Here’s where I’ve landed, at least for now.

I’m learning to dance — contra, fusion, other forms — and each one is its own language. There’s the kinesthetic vocabulary, the lead/follow conversation, the spatial awareness of a room full of moving bodies. No one would say I don’t grok dance just because I haven’t formalized every layer of it. The understanding lives in the accumulation, not in any single fluency.

And dancing has been teaching me music in ways I didn’t recognize as learning. I feel when a phrase is about to resolve before I could name it as an eight-bar phrase. I sense the difference between music that swings and music that drives. I know when a break is coming. None of that is theoretical — it lives in my body, not on a page — but it’s real structural understanding.

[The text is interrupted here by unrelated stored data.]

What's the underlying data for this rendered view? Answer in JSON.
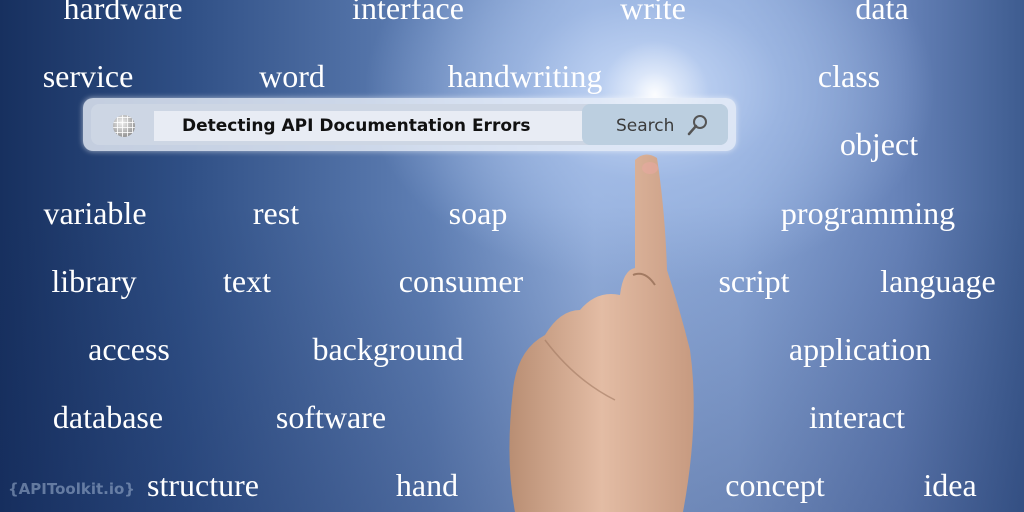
{
  "search": {
    "query": "Detecting API Documentation Errors",
    "button_label": "Search",
    "globe_icon": "globe-icon",
    "search_icon": "magnifier-icon"
  },
  "words": [
    "hardware",
    "interface",
    "write",
    "data",
    "service",
    "word",
    "handwriting",
    "class",
    "object",
    "variable",
    "rest",
    "soap",
    "programming",
    "library",
    "text",
    "consumer",
    "script",
    "language",
    "access",
    "background",
    "application",
    "database",
    "software",
    "interact",
    "structure",
    "hand",
    "concept",
    "idea"
  ],
  "branding": {
    "watermark": "{APIToolkit.io}"
  },
  "colors": {
    "bg_dark": "#17305f",
    "bg_light": "#a8c0ea",
    "word": "#ffffff",
    "search_button": "#bccfe0"
  }
}
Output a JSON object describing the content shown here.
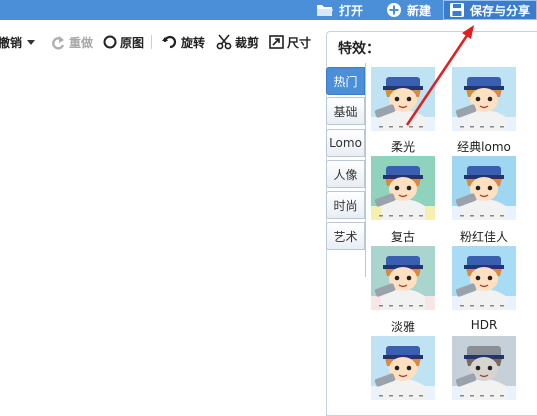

I think the mistake is treating the notational, numbered way of knowing music as the real understanding, with everything else being a lesser approximation. But the person who hears chord progressions, the person who cries at a melody, and the dancer who feels phrase structure through movement aren’t ranked. They’re different surfaces touching the same thing. You wouldn’t say someone doesn’t grok food because they can’t write a recipe in French.

Maybe grokking isn’t a destination at all. Maybe it’s what I’m already doing — moving between partial languages, letting each one illuminate the others, getting more comfortable in the spaces between them.

I started this asking whether I understand music. I think the answer is: I’m already doing it, and the worry was the only part that was off.